An additional 11 states, all led by Republicans, say they want no part of it. Perry says it tramples states' rights.

The remaining states are considering options.

In some cases, GOP governors are trying to persuade balky legislatures led by Republicans. Hospitals treating the uninsured are pressing for the expansion, as are advocates for the poor and some chambers of commerce, which see an economic multiplier from the infusion of federal dollars. Conservative foes of "Obamacare," defeated at the national level, want to hold the line.

The entire debate is overshadowed by some big misconceptions, including that the poor already have Medicaid.

Many of them do, but not all. Medicaid generally covers low-income disabled people, children, pregnant women and some parents. Childless adults are left out in most states.

The other misconception is that Medicaid is so skimpy that people are better off being uninsured.

Two recent studies debunked that.

One found a 6 percent drop in the adult death rate in states that already have expanded Medicaid along the lines of the federal health care law. A second looked at Oregonians who won a lottery for Medicaid and compared them with ones who weren't picked and remained uninsured. The Medicaid group had greater access to health care, less likelihood of being saddled with medical bills, and felt better about their overall health.

Skeptics remain unconvinced.

Louisiana's health secretary, Bruce D. Greenstein, is concerned that the Medicaid expansion could replace private insurance for many low-wage workers in his state, dragging down quality throughout the health care system because the program pays doctors and hospitals far less than private insurance. He says the Obama administration and Congress missed a chance to overhaul Medicaid and give states a bigger say in running the program.

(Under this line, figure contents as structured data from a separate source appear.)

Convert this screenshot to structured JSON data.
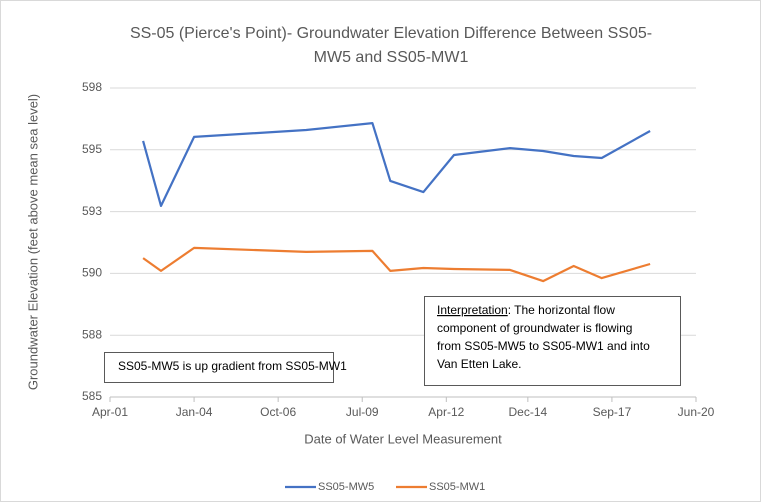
{
  "chart_data": {
    "type": "line",
    "title": [
      "SS-05 (Pierce's Point)- Groundwater Elevation Difference Between SS05-",
      "MW5 and SS05-MW1"
    ],
    "x_label": "Date of Water Level Measurement",
    "y_label": "Groundwater Elevation (feet above mean sea level)",
    "x": [
      "2002-05",
      "2002-12",
      "2004-01",
      "2007-09",
      "2009-11",
      "2010-06",
      "2011-07",
      "2012-07",
      "2014-05",
      "2015-06",
      "2016-06",
      "2017-05",
      "2018-12"
    ],
    "series": [
      {
        "name": "SS05-MW5",
        "color": "#4472c4",
        "values": [
          595.36,
          592.73,
          595.52,
          595.8,
          596.08,
          593.74,
          593.29,
          594.79,
          595.07,
          594.95,
          594.75,
          594.67,
          595.76
        ]
      },
      {
        "name": "SS05-MW1",
        "color": "#ed7d31",
        "values": [
          590.62,
          590.1,
          591.03,
          590.87,
          590.91,
          590.1,
          590.22,
          590.18,
          590.14,
          589.69,
          590.3,
          589.81,
          590.38
        ]
      }
    ],
    "xlim": [
      "2001-04",
      "2020-06"
    ],
    "xticks": [
      {
        "value": "2001-04",
        "label": "Apr-01"
      },
      {
        "value": "2004-01",
        "label": "Jan-04"
      },
      {
        "value": "2006-10",
        "label": "Oct-06"
      },
      {
        "value": "2009-07",
        "label": "Jul-09"
      },
      {
        "value": "2012-04",
        "label": "Apr-12"
      },
      {
        "value": "2014-12",
        "label": "Dec-14"
      },
      {
        "value": "2017-09",
        "label": "Sep-17"
      },
      {
        "value": "2020-06",
        "label": "Jun-20"
      }
    ],
    "ylim": [
      585,
      597.5
    ],
    "yticks": [
      585,
      {
        "value": 587.5,
        "label": "588"
      },
      590,
      {
        "value": 592.5,
        "label": "593"
      },
      595,
      {
        "value": 597.5,
        "label": "598"
      }
    ],
    "grid": true,
    "legend": "bottom",
    "annotations": [
      {
        "lines": [
          "SS05-MW5 is up gradient from SS05-MW1"
        ]
      },
      {
        "heading": "Interpretation",
        "lines": [
          ":  The horizontal flow",
          "component of groundwater is flowing",
          "from SS05-MW5 to SS05-MW1 and into",
          "Van Etten Lake."
        ]
      }
    ]
  }
}
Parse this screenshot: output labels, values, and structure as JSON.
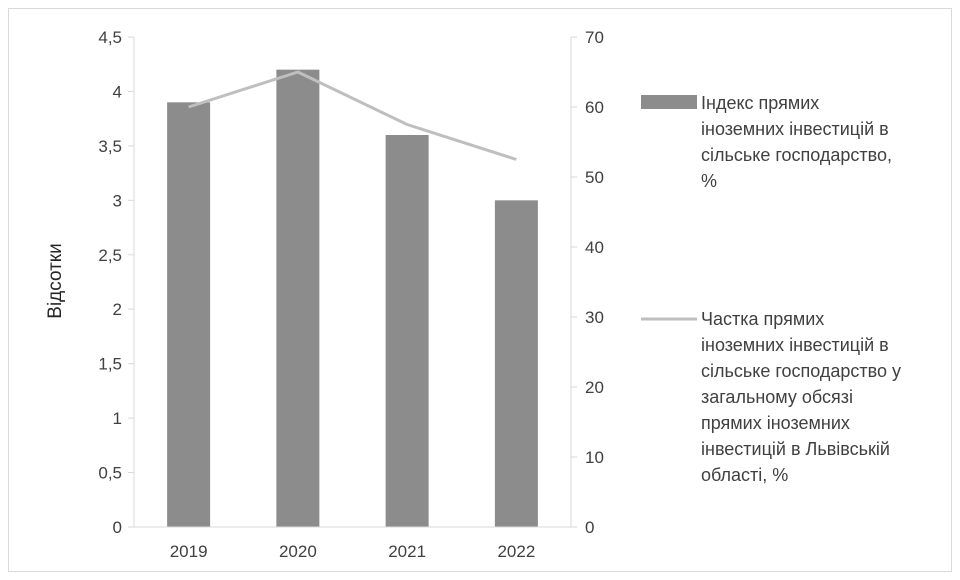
{
  "chart_data": {
    "type": "bar",
    "title": "",
    "categories": [
      "2019",
      "2020",
      "2021",
      "2022"
    ],
    "ylabel": "Відсотки",
    "xlabel": "",
    "ylim": [
      0,
      4.5
    ],
    "y2lim": [
      0,
      70
    ],
    "y_ticks": [
      "0",
      "0,5",
      "1",
      "1,5",
      "2",
      "2,5",
      "3",
      "3,5",
      "4",
      "4,5"
    ],
    "y2_ticks": [
      "0",
      "10",
      "20",
      "30",
      "40",
      "50",
      "60",
      "70"
    ],
    "grid": false,
    "legend_position": "right",
    "series": [
      {
        "name": "Індекс прямих іноземних інвестицій в сільське господарство, %",
        "legend_lines": [
          "Індекс прямих",
          "іноземних інвестицій в",
          "сільське господарство,",
          "%"
        ],
        "kind": "bar",
        "axis": "left",
        "color": "#8c8c8c",
        "values": [
          3.9,
          4.2,
          3.6,
          3.0
        ]
      },
      {
        "name": "Частка прямих іноземних інвестицій в сільське господарство у загальному обсязі прямих іноземних інвестицій в Львівській області, %",
        "legend_lines": [
          "Частка прямих",
          "іноземних інвестицій в",
          "сільське господарство у",
          "загальному обсязі",
          "прямих іноземних",
          "інвестицій в Львівській",
          "області, %"
        ],
        "kind": "line",
        "axis": "right",
        "color": "#bfbfbf",
        "values": [
          60,
          65,
          57.5,
          52.5
        ]
      }
    ]
  },
  "colors": {
    "axis": "#d9d9d9",
    "text": "#404040"
  }
}
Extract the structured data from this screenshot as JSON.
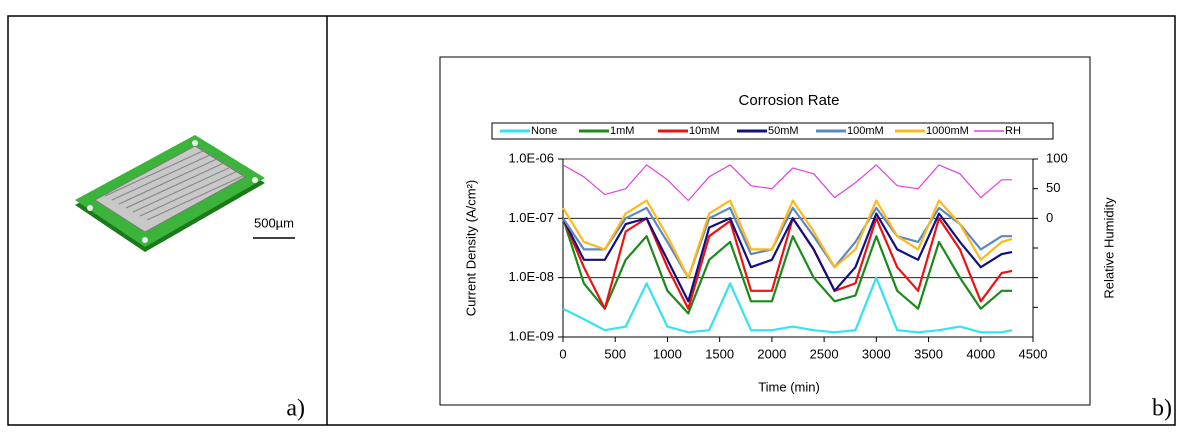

"Decisions are made by fiat," he said. "There is not any sense of a federal-state partnership, what this program was founded on. I don't feel in any way that I am a partner." The Obama administration says it is doing its best to meet state demands for flexibility.

But one thing the administration has been unwilling to do is allow states to partly expand their Medicaid programs and still get the generous matching funds provided by the health care law.

That could have huge political implications for states refusing the expansion, and for people such as Walker, the diabetes patient from Houston.

These numbers explain why:

Under the new law people making up to 138 percent of the federal poverty line, about $15,400 for an individual, are eligible to be covered by Medicaid.

But for most people below the poverty line, about $11,200 for an individual, Medicaid would be the only option. They cannot get subsidized private coverage through the new health insurance exchanges.

So if a state turns down the Medicaid expansion, some of its low-income people still can qualify for government-subsidized health insurance through the exchanges. But the poorest cannot.

In Texas, somebody making a couple of thousand dollars more than Debra Walker still could get coverage. But Walker would be left depending on pay-as-you-go charity care.

"It's completely illogical that this has happened," said Edwin Park, a health policy expert with the Center on Budget and Policy Priorities, which advocates for low-income people.

Federal officials say their hands are tied, that Congress intended the generous federal matching rate solely for states undertaking the full expansion. States doing a partial expansion would have to shell out more of their own money.

"Some people are going to be between a rock and a hard spot," said Walker.